In striking this balance, we have held that traffic stops must be limited in time and limited in scope and that police officers must limit their questions to those "reasonably related to the circumstances that justified the initiation of the momentary stop."[3]*868 Thus, police officers do not have carte blanche to question motorists after having stopped them for a traffic violation. Rather, in order to justify additional questioning of motorists following a routine traffic stop, "an officer must have reasonable suspicion of criminal conduct."[4] To meet this standard,

an officer's investigation during a traffic stop must be justified by specific articulable facts sufficient to give rise to a reasonable suspicion of criminal conduct. Although this suspicion need not meet the standard of probable cause, it must be more than mere caprice or a hunch or an inclination.[5]

Here, neither the trial court nor the majority addresses whether the police officers had reasonable suspicion to further detain Milsap and the other occupants of the car for questioning. The transcript appears devoid of any evidence of suspicious conduct. But the trial court is the factfinder regarding such matters.[6] Accordingly, I would reverse and remand for an order consistent with this dissent.

I am authorized to state that Presiding Judge BLACKBURN joins in this dissent.

NOTES

[1] See Terry v. Ohio, 392 U.S. 1, 88 S.Ct. 1868, 20 L.Ed.2d 889 (1968).

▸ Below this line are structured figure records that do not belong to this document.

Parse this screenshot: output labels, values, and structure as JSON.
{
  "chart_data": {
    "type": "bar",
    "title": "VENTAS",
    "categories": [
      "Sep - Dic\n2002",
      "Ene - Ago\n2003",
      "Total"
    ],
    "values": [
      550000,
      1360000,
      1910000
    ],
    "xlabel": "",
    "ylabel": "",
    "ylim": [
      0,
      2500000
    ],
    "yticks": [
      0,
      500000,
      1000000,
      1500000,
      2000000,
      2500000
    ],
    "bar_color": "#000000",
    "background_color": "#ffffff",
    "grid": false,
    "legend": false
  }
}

[2] (Punctuation omitted.) State v. Blair, 239 Ga. App. 340, 341, 521 S.E.2d 380 (1999).

[3] (Citations and punctuation omitted; emphasis supplied.) Id.

[4] See Edwards v. State, 239 Ga.App. 44, 45(1), 518 S.E.2d 426 (1999); see also Parker v. State, 233 Ga.App. 616, 617-618(1), 504 S.E.2d 774 (1998).

[5] (Citations and punctuation omitted.) Id. at 618, 504 S.E.2d 774.

[6] Cunningham v. State, 231 Ga.App. 420, 421(1), 498 S.E.2d 590 (1998).